Q: Did the experience of working at Hauptman-Woodward, and alongside Herbert Hauptman, mold your career, as well?

A: Absolutely. These scientists were just unbelievable. They were just amazing people and scientists. What I tell the students: What I learned from working here – I was a computational modeler, and he was the crystallographer, he was the biology person – science problems are solved by integrating a whole bunch of disciplines. And you don’t work in a silo. You work with a lot of different kinds of people. This was an amazing place to be.

Q: Can you explain the work currently going on in your lab?

A: What we’re trying to do here is we’re trying to take our technology and use a really simple molecule like zinc. We all know we’re supposed to take zinc to be healthy, right? But the zinc doesn’t get inside the cells.

So what we’re trying to do is, our technology will deliver the zinc into the cells. It’s all that process of making it and analyzing and getting into the cells and figuring out, does it kill the virus? Does it not kill the virus? How much more should we use?

That’s what’s happening here right now. That’s what biodefense has asked us to do, is to figure out, can this really be used to treat a number of different kinds of things? And that’s the general nature of the work.

Q: Is it uncommon for undergraduates to get the kinds of hands-on experience they get in your lab?

A: It’s not completely common. Sometimes people talk about that they have an undergraduate research experience. But what our students do, they’re actually doing it. When they leave here, no matter what they do, they can go directly into a lab. Students will be hired directly out of graduation.

When I interview people, I want people to be able to do something for me. What can you do for this group? And our students can do things, and they also understand how to solve problems.
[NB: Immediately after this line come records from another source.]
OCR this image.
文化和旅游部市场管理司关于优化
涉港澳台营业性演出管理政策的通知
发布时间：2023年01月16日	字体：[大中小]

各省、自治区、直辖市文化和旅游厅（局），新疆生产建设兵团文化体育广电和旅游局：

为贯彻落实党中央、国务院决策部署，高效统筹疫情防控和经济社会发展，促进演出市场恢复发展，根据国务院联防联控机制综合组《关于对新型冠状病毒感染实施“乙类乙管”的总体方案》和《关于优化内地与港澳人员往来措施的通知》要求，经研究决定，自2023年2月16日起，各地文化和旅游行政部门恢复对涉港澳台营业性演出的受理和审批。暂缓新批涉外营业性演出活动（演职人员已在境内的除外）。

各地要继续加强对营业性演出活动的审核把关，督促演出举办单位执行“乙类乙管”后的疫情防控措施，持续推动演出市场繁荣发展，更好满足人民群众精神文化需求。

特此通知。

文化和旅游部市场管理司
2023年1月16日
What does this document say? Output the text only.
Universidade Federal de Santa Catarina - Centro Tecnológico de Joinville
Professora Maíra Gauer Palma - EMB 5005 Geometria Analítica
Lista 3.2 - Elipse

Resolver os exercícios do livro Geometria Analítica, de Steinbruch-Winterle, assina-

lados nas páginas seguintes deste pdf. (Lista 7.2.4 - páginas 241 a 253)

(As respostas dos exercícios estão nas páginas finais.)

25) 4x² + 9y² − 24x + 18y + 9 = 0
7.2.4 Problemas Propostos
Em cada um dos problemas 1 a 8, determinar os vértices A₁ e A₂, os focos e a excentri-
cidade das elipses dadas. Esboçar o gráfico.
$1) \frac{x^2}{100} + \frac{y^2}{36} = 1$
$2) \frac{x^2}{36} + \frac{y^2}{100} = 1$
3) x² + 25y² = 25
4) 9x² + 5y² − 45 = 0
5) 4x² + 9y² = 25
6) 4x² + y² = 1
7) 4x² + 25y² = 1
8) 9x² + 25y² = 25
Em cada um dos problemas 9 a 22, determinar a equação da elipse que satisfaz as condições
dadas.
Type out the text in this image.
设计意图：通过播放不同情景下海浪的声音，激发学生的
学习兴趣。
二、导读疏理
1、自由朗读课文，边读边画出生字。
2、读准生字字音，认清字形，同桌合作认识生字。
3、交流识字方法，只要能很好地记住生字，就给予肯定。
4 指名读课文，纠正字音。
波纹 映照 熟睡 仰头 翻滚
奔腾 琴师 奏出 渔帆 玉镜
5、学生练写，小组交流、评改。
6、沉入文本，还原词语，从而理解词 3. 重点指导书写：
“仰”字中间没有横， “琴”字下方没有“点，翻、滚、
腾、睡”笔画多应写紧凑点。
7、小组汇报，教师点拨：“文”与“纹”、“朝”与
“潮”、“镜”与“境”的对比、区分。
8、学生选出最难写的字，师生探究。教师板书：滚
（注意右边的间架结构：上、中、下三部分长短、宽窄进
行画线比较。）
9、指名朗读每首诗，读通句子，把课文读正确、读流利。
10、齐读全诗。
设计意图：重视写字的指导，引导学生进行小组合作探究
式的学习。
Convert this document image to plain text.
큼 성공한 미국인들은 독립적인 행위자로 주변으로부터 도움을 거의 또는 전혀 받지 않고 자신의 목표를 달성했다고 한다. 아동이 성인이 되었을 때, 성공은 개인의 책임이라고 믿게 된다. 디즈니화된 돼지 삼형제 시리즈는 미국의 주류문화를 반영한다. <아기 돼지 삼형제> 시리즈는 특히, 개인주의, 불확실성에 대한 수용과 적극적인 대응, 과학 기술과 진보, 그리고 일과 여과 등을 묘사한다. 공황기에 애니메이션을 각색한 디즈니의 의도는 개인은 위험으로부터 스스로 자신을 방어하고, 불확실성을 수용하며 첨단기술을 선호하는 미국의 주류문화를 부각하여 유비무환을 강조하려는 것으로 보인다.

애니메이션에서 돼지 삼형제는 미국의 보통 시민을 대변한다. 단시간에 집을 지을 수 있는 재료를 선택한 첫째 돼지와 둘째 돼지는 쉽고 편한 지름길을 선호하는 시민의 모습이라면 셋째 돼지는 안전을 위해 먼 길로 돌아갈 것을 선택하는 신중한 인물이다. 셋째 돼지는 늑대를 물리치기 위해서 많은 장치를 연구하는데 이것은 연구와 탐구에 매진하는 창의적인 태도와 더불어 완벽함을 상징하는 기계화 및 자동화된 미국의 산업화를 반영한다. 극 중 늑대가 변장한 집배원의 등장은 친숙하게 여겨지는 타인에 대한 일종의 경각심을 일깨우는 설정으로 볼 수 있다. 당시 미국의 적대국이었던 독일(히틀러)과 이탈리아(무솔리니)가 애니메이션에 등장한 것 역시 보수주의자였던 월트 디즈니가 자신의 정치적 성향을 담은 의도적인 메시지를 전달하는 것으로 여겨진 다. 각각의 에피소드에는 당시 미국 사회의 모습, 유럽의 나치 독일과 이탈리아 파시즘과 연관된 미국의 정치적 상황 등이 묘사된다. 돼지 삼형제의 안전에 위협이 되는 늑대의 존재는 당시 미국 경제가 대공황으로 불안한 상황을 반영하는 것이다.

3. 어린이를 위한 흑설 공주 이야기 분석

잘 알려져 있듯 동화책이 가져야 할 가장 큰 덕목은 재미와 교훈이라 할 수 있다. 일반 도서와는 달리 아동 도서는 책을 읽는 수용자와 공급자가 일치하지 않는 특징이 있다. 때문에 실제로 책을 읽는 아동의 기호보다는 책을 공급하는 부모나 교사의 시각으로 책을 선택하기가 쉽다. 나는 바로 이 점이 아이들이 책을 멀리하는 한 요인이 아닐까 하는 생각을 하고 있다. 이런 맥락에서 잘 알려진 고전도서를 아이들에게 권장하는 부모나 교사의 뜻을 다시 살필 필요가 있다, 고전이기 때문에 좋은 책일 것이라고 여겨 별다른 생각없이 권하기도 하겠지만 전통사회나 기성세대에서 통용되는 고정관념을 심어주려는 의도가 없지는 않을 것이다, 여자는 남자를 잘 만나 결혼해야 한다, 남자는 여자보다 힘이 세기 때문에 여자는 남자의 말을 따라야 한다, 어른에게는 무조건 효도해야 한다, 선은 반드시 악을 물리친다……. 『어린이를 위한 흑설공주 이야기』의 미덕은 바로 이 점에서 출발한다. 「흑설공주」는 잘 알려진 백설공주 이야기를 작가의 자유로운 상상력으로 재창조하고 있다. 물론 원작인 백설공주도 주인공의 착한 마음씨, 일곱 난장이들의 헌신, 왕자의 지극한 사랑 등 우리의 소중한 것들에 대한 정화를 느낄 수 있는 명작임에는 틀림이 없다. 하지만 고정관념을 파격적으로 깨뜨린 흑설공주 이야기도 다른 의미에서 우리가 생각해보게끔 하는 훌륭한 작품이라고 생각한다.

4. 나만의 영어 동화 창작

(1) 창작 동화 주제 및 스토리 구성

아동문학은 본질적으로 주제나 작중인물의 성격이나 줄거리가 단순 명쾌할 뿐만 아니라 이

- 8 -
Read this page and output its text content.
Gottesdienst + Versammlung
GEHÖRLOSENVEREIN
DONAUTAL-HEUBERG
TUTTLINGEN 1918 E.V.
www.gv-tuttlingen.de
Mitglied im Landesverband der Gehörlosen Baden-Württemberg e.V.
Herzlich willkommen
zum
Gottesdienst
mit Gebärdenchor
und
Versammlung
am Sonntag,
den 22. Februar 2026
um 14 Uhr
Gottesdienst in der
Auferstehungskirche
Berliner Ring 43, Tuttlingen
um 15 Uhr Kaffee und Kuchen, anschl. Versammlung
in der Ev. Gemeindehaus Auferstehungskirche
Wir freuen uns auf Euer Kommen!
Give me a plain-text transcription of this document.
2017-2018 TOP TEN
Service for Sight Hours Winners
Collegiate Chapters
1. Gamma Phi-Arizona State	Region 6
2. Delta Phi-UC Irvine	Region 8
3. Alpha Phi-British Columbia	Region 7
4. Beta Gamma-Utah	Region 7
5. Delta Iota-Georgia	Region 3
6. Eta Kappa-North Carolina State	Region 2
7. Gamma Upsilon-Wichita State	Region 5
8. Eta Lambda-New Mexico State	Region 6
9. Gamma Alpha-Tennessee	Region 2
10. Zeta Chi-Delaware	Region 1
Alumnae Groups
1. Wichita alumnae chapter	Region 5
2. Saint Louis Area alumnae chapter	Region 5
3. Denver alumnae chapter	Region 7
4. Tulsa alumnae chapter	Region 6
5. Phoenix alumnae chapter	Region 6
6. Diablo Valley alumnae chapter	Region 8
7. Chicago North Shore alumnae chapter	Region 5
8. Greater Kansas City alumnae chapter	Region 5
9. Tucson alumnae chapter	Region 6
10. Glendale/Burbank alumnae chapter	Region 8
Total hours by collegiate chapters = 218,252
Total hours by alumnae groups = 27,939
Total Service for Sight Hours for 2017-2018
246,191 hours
I want them to realize the power of the science, the power that they have to effect change, the power that they have to create a new dynamic of things. They’re very efficiently trained as scientists, but also that message of what they can do, what they can create, and how they can really solve problems.

Q: What do you hope comes out of this lab in the future?

A: Our objective is commercialization. The first component that we’re looking at is the zinc. We are looking to develop partnerships with industry to find opportunities to commercialize the technology. And that really is sort of my goal, my goal is to take some component of this technology.

One of our projects that we’re just developing now is lead. It’s about removing lead. So we take our technology, our Cholestosome, and we put chelators in them, and we deliver it to neural cells that have been treated with lead, and we’re able to suck out the lead.

When we treat kids or whatever with chelators, when they have lead poisoning, it doesn’t take the lead out of their brain. It just takes it out of the bloodstream.

And so the damage that’s done neurologically is there, it doesn’t go away. And so those kinds of things … commercializing something like that, it would be very, very powerful.